Dadurch wurde ein altes Gefühl wach. Es hat was mit Sippe zu tun, gegen die man sich gar nicht gestellt hat, sondern etwas Neues entdeckte. Dieses Gefühl ausgestoßen zu sein, ist grau, diffus und kocht. Dieses Gefühl ist ein Gebräu aus Wut und Trauer wegen der kalten Schulter. Sie bestürzt mich mit Lähmung durch Niedergeschlagenheit. Ich begreife, dass mein Dilemma aus Sprachlosigkeit bestehen bleibt. Ich stoße am Feuer meine Klage aus. Die Unmöglichkeit eines Dialogs führt aber zum Klang und damit Gehör zum Gehör. Ich kämpfe auf diese Weise um Worte und um die Liebe meiner Horde mit Geschenken und Lauten. Seltsam, dass dieses Gebräu sich dann verflüssigt, und später, viel später, wir sind noch gar nicht zur Eiszeit gekommen, in die Buchkultur überführen wird.

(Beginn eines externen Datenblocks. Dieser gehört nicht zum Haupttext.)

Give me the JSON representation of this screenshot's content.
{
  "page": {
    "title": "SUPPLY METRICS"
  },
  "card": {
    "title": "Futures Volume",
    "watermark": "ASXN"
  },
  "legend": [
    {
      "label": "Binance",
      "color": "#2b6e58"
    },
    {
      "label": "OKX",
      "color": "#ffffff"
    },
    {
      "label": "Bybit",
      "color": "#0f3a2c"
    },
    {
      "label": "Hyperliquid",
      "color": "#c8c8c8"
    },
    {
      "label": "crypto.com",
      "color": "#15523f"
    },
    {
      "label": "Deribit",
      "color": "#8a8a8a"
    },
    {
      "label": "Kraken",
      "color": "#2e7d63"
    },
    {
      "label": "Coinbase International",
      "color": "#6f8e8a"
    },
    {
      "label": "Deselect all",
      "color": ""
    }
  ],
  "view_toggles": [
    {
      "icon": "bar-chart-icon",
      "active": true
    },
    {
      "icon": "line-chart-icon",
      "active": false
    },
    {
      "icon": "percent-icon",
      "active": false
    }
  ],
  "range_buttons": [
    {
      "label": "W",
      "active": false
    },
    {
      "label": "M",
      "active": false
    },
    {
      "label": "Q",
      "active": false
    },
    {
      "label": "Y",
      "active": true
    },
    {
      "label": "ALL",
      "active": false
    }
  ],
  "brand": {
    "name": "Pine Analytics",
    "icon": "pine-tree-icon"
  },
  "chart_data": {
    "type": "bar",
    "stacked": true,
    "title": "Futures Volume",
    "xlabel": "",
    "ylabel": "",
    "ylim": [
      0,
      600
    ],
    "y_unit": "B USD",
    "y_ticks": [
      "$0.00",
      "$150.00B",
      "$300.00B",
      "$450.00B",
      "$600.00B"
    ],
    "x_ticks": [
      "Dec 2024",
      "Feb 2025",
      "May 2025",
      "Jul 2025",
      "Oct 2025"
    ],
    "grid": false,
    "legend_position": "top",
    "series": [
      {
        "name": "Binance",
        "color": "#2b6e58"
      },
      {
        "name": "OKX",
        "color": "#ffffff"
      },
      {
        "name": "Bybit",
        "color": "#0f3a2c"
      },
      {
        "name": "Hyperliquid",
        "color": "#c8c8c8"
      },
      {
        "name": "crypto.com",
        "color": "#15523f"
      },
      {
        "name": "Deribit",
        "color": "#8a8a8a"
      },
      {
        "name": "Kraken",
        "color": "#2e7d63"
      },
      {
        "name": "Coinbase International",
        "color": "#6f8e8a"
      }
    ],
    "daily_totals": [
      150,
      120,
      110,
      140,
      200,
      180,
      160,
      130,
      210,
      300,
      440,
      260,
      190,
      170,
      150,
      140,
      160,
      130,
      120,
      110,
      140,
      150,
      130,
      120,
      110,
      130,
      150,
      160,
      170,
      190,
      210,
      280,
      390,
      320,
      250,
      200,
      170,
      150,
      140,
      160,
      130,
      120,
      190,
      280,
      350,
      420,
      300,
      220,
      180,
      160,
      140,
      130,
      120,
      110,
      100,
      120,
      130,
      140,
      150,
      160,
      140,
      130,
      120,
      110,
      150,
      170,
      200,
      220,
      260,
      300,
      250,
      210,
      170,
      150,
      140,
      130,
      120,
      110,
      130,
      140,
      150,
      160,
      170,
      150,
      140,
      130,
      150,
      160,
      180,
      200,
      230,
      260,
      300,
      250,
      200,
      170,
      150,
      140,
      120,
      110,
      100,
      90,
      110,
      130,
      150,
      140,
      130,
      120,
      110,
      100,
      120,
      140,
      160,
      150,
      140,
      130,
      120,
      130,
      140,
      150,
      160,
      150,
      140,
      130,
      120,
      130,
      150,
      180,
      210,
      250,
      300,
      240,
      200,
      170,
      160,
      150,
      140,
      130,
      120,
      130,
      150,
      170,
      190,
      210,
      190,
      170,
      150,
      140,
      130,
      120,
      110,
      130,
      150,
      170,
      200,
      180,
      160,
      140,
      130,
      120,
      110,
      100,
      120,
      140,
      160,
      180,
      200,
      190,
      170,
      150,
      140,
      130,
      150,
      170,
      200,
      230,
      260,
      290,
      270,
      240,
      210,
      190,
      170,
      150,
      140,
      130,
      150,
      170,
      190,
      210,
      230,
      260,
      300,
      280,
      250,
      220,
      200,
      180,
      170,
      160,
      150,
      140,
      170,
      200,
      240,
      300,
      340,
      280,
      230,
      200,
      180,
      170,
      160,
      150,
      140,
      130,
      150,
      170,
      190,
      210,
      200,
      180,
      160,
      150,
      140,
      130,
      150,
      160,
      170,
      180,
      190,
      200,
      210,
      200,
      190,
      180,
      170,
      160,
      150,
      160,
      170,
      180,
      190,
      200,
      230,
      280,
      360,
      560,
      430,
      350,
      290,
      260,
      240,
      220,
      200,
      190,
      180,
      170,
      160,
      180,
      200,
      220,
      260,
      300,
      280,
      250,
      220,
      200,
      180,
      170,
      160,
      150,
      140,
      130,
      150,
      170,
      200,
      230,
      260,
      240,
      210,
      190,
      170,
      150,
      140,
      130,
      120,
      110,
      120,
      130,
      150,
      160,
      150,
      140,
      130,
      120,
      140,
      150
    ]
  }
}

Unser Peter sitzt wieder in der Mitte. Er sammelt unser neues Wissen und unsere Erkenntnisse ein. Wir sitzen im Sesselkreis-Saal. Es gibt wirklich Grund zur Klage. Die Lebensberater sind mit dem Ausbildner unzufrieden. Wir sind nicht hier, um Orang-Utan zu spielen. Peter nickt bedächtig. Er verdient auch durch unsre Kritik an seiner Person. Die Lebensträume von der Lebensberatung stecken quasi im Urschleim. Ein Häufchen Elend ist unser Peter. Was hält ihn denn am Leben? Manche von uns geraten in Ur-wut und Ur-trauer und wollen das Geld zurück. Die Geister und Dämonen sind giftiger Dampf. Bitte Ausspucken. Bitte immer wieder ausspucken und die Masse erkalten lassen. Wut ist Kraft, sagt Peter. Man muss sie rauslassen. Er ist deutlich ambivalent. Natur ist nicht Freiheit. Der Verstand ist nicht Vernunft. Spreng den Käfig depravierter Kaltherzigkeit, sagt er und wird persönlich, immerhin bist du an der Arbeit durchs Wort. Nicht jeder Affe muss es gleich werden.